To address this, Patterson and her team have developed a triaging process to help ensure curators are not missing important and relevant scientific papers. One of the lynchpins to this process is a public-private partnership with Microsoft’s Project Hanover.
Project Hanover creates artificial intelligence to advance precision medicine. Patterson explains that a process has been developed to identify papers that have connection between gene therapies and variants. Hanover (the AI) takes the guesswork out of it by identifying these papers and presenting the information to the researchers in a way (triaging) that allows them to go through data more effectively.
Patterson is currently trying to fully integrate the processes. The groundwork has been laid, but they are trying to bring the systems fully together to further increase the speed and power of Hanover.
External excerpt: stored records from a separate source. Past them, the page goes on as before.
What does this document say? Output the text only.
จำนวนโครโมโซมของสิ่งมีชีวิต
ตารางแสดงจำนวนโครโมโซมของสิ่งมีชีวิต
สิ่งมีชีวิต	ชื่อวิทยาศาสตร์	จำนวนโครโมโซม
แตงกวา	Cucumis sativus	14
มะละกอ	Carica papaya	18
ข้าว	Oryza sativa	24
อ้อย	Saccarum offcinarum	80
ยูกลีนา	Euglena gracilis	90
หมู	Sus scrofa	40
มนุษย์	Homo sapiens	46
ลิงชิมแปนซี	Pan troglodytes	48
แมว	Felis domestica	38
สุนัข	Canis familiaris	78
“The process has been very organic and back and forth, and everyone is very excited about the progress,” Patterson says, going on to say that everyone from JAX and Microsoft are working together to create technologies that support doctors and researchers, with immense potential benefits for patients.
Working towards a cure for even the rarest and hardest-to-treat cancers.
This technology will empower curators by reducing their cognitive load and offer a quicker, more efficient method of updating the JAX-CKB. More importantly, it helps ensure that no important information — which ultimately could be the difference between life and death for patients — falls between the cracks.
Ever the “scientific detective,” Patterson doesn’t want to leave any facts behind, and says that the work with Hanover has been amazing, as even a full team working full time can’t keep up with all the new and emerging data, so having a learning computer organize the data in terms of importance and interest has been incredible.
In terms of achievement, JAX-CKB has rolled out more connections between germline mutations (hereditary genetic alterations in a germ cell such as egg or sperm) and somatic mutations (non-hereditary genetic alterations in a non-germ cell). It has expanded from 900 catalogued genes to 1700, with over 30,000 variants accounted for. A newer (patent-pending) feature provides relationships between individual variants and larger categories of variants that may have high level therapeutic evidence and gives more layers of relevant data for the medical practitioner. This additional information about could shed more light on what is causing a patient’s cancer and result in a more targeted therapy for the patient.
The quality of CKB is a point of pride for Patterson and her team. The CKB is the first software launch from JAX, and the team has received a lot of feedback that the data is well organized, and the user interface (UI)is easy to use. This is good to hear for Patterson, as ease of use and high quality of information is her primary focus. She told me that one of the proudest moments for her was receiving unsolicited feedback from a CKB user that referred to CKB as the “best knowledgebase currently in the world”
As the work continues, Patterson and her team, in partnership with Microsoft, are pushing ahead with the technology of the CKB and striving to get the best information into the hands of practitioners and patients worldwide. “You never know what you don’t know,” says Patterson, and with Hanover filling in the blanks, hopefully it’s only a matter of time until finding personalized cancer treatments is as easy as typing into a search bar.